The land law of Kentucky requires that the holder of a land warrant, shall locate it "so specially and precisely, that others may be enabled with certainty to locate other warrants on the adjacent residuum."

In construing this provision of the law, Courts have always inclined to support entries, where this inclination could be indulged consistently with the provision itself; but they have always supposed a reasonable degree of precision and certainty to be indispensable to the validity of every entry.

They have laid down great general principles, in the application of which to particular cases, the shades of difference are as numerous and as nice as in the application of the principle, that the intention of the testator shall govern, to the words of a will.

The description of the land to be acquired, which every entry must contain, may be divided into general and special. The general description must be such as to bring the holder of a warrant to be located into the neighbourhood of the land already appropriated, and such as to enable him to find that land with reasonable diligence; the special description, or, in the technical language of the country, the locative calls of the entry, must be such, as to ascertain and identify the land. All the cases recognise these principles, and claim to come within them.

*464 The counsel for the plaintiff has cited many cases, in which entries have been sustained, although the whole description they contain has not been precisely accurate.
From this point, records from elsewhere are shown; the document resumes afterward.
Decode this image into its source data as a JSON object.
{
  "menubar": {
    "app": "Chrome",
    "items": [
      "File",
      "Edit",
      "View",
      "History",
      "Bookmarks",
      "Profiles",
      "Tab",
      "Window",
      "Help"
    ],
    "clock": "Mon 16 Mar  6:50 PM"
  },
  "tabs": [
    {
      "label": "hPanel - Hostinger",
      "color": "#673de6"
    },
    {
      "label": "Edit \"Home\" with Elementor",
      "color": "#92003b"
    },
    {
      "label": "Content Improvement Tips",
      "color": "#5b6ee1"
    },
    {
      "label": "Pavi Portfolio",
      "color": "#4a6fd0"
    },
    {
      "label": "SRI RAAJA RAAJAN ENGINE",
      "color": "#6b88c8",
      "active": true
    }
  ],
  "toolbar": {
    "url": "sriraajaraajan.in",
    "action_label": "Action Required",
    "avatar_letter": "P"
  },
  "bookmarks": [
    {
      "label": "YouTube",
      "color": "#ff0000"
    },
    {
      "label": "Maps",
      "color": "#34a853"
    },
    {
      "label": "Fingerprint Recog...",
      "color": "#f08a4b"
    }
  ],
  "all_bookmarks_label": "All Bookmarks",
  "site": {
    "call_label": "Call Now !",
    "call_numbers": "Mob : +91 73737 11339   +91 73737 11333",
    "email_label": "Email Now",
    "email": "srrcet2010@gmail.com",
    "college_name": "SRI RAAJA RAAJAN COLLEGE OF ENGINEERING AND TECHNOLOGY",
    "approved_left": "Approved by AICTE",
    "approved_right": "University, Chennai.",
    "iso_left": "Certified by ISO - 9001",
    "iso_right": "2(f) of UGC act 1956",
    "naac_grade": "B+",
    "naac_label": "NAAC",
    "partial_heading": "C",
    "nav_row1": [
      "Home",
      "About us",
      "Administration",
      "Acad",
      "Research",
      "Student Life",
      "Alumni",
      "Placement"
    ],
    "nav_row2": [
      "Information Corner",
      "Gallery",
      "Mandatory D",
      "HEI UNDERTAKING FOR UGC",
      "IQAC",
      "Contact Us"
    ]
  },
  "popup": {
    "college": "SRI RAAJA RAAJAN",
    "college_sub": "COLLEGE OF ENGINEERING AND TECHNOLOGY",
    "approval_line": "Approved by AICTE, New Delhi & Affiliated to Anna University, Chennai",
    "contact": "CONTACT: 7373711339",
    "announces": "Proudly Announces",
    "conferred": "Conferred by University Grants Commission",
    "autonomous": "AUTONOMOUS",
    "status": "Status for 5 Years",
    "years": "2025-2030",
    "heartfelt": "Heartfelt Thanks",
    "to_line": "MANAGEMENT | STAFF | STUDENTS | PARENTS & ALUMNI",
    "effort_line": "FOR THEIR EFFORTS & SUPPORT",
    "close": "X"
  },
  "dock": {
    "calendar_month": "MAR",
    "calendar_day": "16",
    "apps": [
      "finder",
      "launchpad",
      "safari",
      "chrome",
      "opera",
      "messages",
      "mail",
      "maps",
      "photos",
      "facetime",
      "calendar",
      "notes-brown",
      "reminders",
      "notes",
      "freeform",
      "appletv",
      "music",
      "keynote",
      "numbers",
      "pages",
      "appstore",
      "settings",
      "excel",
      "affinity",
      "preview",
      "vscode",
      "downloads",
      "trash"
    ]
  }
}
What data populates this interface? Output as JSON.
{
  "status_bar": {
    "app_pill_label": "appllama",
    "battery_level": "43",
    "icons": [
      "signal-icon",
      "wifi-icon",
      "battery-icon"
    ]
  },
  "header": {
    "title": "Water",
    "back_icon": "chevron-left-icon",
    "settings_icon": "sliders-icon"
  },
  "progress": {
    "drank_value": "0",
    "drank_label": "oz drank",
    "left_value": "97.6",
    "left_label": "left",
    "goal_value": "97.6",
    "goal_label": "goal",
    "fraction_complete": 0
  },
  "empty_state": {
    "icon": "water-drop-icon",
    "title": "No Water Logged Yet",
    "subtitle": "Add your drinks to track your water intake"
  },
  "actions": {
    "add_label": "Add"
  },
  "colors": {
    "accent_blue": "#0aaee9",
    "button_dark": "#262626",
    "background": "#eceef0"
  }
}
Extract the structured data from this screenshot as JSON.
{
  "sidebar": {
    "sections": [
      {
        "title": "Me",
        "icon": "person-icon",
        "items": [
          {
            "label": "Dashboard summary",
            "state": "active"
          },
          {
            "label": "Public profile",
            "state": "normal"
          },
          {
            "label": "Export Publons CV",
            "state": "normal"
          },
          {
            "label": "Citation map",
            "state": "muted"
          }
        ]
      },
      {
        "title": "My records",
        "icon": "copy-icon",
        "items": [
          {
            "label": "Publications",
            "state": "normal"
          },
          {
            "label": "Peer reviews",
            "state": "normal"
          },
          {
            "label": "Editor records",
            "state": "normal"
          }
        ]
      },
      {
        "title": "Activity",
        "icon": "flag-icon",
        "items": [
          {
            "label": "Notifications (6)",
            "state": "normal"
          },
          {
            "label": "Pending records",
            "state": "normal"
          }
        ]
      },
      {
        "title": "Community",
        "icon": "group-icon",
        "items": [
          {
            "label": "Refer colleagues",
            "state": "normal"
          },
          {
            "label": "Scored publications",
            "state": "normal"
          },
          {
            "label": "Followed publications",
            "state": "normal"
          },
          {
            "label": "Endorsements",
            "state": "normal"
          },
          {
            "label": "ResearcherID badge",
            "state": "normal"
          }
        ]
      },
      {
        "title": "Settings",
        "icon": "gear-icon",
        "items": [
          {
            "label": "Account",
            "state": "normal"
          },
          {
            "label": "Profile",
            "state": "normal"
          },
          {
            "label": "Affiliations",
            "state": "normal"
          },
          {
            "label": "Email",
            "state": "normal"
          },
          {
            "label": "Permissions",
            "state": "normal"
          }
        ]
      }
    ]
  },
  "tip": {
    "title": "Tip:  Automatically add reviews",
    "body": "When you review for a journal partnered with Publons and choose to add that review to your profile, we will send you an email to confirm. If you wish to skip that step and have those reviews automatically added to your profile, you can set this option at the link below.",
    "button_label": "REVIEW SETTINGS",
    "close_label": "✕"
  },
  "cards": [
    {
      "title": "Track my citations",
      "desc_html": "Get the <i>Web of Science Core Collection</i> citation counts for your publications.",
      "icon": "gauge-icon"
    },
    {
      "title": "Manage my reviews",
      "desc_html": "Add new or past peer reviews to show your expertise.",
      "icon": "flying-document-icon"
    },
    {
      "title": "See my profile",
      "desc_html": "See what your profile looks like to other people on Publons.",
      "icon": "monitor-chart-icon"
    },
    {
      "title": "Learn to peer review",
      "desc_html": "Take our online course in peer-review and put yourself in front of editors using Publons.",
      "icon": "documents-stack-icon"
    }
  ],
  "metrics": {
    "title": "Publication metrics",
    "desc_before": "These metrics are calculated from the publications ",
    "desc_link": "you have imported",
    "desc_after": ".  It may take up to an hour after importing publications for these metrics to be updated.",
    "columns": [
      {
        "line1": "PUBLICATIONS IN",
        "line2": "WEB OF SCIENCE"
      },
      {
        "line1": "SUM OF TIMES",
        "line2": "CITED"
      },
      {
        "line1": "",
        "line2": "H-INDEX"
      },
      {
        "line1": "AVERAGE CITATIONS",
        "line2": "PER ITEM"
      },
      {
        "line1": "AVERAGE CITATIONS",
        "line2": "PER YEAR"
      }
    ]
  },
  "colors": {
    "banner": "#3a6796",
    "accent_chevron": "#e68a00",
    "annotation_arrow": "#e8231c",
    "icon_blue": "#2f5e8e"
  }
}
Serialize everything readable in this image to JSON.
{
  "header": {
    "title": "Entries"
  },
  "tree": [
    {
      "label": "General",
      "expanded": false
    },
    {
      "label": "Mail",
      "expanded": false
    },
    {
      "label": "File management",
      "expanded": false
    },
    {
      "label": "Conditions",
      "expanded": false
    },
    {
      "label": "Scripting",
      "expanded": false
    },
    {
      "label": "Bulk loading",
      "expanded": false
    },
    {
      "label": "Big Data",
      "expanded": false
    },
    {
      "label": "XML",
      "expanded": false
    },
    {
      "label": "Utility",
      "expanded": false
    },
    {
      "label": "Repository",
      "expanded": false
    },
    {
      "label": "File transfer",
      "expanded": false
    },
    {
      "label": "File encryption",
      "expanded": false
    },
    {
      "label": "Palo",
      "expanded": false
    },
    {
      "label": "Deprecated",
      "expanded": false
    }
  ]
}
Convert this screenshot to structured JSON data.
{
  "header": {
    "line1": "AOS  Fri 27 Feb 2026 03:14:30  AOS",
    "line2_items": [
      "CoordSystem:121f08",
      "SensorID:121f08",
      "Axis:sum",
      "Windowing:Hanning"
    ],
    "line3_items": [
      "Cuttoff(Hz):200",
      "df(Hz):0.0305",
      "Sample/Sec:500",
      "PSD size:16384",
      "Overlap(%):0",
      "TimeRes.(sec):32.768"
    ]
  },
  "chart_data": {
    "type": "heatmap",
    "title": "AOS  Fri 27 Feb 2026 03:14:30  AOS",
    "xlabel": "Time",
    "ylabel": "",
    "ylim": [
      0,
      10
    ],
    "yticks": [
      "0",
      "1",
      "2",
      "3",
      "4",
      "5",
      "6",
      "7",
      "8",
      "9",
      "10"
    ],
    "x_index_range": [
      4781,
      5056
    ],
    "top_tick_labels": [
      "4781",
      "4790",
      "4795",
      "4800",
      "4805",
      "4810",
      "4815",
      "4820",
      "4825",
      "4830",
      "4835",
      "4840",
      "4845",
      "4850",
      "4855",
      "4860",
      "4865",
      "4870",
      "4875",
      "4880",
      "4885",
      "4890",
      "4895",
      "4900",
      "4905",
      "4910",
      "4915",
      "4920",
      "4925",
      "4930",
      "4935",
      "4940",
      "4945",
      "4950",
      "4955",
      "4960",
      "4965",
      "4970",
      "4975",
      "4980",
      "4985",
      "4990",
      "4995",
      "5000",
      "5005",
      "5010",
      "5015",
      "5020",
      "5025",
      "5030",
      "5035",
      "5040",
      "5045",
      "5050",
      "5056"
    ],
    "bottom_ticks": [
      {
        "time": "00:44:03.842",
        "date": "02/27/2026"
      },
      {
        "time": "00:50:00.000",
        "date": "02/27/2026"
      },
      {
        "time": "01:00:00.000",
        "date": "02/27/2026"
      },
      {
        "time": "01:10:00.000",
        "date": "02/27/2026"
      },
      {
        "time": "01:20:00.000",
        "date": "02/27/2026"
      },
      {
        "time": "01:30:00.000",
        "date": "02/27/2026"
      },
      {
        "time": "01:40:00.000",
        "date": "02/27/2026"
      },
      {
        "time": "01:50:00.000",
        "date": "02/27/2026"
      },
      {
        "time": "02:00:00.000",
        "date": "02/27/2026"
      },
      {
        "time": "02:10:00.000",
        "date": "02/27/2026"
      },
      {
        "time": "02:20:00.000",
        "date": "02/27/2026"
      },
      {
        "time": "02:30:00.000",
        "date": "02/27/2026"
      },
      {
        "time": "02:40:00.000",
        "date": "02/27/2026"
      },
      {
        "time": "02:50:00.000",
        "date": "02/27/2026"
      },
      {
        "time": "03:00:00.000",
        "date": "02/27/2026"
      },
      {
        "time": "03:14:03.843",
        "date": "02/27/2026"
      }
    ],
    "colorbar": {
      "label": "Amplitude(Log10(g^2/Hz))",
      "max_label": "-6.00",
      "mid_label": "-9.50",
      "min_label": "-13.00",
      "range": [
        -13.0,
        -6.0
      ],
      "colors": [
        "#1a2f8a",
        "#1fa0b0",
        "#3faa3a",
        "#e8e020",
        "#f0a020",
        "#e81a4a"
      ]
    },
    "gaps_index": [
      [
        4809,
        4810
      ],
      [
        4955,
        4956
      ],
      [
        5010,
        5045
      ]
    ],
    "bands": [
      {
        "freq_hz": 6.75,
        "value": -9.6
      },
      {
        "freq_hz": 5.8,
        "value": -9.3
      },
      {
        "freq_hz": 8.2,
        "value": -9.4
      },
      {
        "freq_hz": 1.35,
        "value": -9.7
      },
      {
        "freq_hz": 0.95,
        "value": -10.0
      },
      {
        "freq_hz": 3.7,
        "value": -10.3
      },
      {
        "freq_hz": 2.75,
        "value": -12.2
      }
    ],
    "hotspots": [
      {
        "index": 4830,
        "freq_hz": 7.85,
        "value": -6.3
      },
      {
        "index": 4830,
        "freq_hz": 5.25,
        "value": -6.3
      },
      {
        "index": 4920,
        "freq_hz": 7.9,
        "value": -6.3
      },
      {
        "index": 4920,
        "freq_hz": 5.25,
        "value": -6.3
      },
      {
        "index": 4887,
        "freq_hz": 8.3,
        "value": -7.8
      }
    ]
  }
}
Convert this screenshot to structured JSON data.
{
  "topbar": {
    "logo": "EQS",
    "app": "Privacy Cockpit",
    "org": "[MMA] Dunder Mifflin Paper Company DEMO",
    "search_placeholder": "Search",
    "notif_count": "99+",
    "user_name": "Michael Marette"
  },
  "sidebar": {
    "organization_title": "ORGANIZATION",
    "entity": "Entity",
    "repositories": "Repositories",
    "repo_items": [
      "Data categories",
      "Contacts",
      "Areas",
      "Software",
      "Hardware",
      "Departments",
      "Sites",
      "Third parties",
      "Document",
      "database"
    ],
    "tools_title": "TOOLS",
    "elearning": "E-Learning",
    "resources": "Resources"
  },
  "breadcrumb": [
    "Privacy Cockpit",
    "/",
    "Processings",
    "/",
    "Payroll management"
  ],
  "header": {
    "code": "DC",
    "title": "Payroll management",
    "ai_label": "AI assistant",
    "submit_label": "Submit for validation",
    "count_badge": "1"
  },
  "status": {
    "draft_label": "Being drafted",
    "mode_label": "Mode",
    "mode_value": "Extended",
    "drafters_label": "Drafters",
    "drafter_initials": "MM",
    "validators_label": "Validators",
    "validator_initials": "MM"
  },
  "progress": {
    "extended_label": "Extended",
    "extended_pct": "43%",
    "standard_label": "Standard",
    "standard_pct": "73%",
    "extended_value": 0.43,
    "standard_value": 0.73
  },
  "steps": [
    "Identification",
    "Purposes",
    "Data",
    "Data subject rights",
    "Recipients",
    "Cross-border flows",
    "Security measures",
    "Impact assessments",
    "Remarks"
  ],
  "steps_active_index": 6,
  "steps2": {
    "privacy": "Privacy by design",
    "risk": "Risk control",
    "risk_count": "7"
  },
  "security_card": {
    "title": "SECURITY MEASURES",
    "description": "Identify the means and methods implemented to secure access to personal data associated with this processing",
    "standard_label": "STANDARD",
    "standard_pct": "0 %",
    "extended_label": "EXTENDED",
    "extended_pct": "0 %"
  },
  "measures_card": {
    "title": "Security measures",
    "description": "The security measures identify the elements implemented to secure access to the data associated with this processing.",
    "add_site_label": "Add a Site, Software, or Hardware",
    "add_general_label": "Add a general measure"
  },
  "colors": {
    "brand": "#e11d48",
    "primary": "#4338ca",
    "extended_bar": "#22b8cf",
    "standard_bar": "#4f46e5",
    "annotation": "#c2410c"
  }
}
The Court has examined these cases, and is of opinion, that in all of them, although the description may be in part defective and uncertain, such defect and uncertainty have been cured by other calls, which afford all the information that could be reasonably required. An example of this is furnished by the case of Taylor v. Kincaid, (Hardin, 82.) The entry was made "on the head of Willis Lee's branch, four miles from Leesburg," and was sustained, although the head of the branch was, in truth, eleven miles from Leesburg. In this case, however, the mistake in the distance was corrected by the notoriety of the object itself. Willis Lee's branch, at the time, and before the location was made, was so notorious that the inquirer could not be misled by the mistake in the distance. That a part of the description which is erroneous, may be discarded, if the object called for is itself so notorious that it requires no aid from description, and cannot be mistaken; and that such part will not vitiate the entry, may be admitted, without impugning the judgment in the case of Couchman v. Thomas. Tabb's entry contains no descriptive call, which would conduct the inquirer to the white-ash saplings he is in search of, and the saplings themselves were not objects of sufficient notoriety to cure the defects in the general description.